Dün olanlardan sonra Minho'yu gördüğüm için iyice rahatlamıştım. Buluşmaya devam edebilecektik ama süremiz sınırlı olacaktı.

Parkın karşısına, banka gelip beklemeye başladım. Dün yağan yağmur az olan karı eritmiş yerini ıslak mermere bırakmıştı. Bugün yağmur yoktu. Sadece biraz rüzgarlıydı. Biraz sonra hızlı hızlı bana gelen Minho'yu gördüm. Gözlerinin ışığı tekrar yerine gelmişti. Bunu görmek bile beni mutlu ediyordu.

"Çok vaktim yok, Jisung. Özür dilerim."

"Önemli değil. İyi olduğunu bilmek yetiyor. Birşey oldu diye ne kadar korktum biliyor musun?"

"Özür dilerim. Babam eve kilitledi resmen. Cidden yaptığını inanamıyorum. 23 yaşındayım ve şu olanlara bak."

İçindeki sinir yavaşça kendini göstermeye başlamıştı.

"Seni beklettiğim için üzgünüm Jisung."

"Jisung-ie der misin?"

"Hm?"

"Jisung-ie de. Jisung deyince normal gelmiyor."

Uzun zamandır duymadığım kahkahasını atınca ne özlediğimi fark ettim.

"Jisung-ie, seni endişelendirdiğim için özür dilerim."

"Önemli değil dedim Minho. Sen iyi misin?"

"Evet. Ama şimdi ne yapacığımı bilmiyorum."

Sessizlik.

Bende ne diyeceğimi bilmiyordum. Herhangi bir fikrim yoktu. Hyunjin'in de bize karşı çıktığını söyleyip iyice sinirlerini bozmak istemiyordum.

"Bundan sonra hep böyle gizli mi buluşacağız? Liseliler gibi."

Tekrar kahkaha attı. Gülüşünün sebebi olmak hiç bu kadar hoşuma gitmemişti.

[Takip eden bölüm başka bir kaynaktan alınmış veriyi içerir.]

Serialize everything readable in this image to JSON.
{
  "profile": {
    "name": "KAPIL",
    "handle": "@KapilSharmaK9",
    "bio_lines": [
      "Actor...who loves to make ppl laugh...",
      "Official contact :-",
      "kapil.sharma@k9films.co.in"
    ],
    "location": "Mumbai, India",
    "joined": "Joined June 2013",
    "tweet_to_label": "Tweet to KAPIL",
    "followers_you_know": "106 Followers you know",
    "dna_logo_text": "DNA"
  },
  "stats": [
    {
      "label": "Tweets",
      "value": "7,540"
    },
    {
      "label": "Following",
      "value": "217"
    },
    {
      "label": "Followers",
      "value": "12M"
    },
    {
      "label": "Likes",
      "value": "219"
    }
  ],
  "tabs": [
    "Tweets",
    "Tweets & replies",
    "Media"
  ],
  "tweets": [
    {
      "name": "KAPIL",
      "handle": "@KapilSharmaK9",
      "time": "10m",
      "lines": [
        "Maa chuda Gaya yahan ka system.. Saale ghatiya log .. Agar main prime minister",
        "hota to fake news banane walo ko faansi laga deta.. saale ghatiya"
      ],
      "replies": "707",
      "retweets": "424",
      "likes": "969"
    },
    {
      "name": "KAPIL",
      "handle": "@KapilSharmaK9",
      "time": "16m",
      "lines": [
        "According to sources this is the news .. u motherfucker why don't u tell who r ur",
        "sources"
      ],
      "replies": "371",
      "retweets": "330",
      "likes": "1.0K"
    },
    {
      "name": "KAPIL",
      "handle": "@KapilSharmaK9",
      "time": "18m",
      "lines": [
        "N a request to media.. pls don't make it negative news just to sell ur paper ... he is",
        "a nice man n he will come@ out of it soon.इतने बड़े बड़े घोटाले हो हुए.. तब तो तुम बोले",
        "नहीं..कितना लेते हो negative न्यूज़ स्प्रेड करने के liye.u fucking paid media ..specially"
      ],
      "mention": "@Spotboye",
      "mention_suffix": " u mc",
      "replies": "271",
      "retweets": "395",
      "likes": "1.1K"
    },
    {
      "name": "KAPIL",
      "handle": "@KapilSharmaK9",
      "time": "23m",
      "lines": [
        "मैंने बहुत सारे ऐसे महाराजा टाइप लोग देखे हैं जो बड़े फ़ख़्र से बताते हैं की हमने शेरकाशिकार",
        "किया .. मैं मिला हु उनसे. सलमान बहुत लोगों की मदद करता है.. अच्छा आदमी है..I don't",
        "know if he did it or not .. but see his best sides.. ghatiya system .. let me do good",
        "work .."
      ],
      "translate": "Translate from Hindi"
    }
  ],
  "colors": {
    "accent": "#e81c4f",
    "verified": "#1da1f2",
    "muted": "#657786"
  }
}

"Bilmiyorum. Bir süre böyle devam etmeliyiz sanırım."

Kafa salladım.

"Jisung, biliyorsun. Çok kalamam. O yüzden gitmem gerekiyor."

"Bu kadar çabuk mu?"

Duduklarını çizgi haline getirip olumlu anlamda kafasını salladı.

"Peki. Yarın görüşürüz."

El sallayıp geldiği yöne koşmaya başladı. İçimden bir ses kötü şeyler olacağını söylüyordu.

Eve gidip birşeyler atıştırdım. Aylardır korktuğum için alıp bakmadığım bodrumdaki günlük vardı aklımda. Yemeğim artık boğazıma diziliyordu düşünmekten.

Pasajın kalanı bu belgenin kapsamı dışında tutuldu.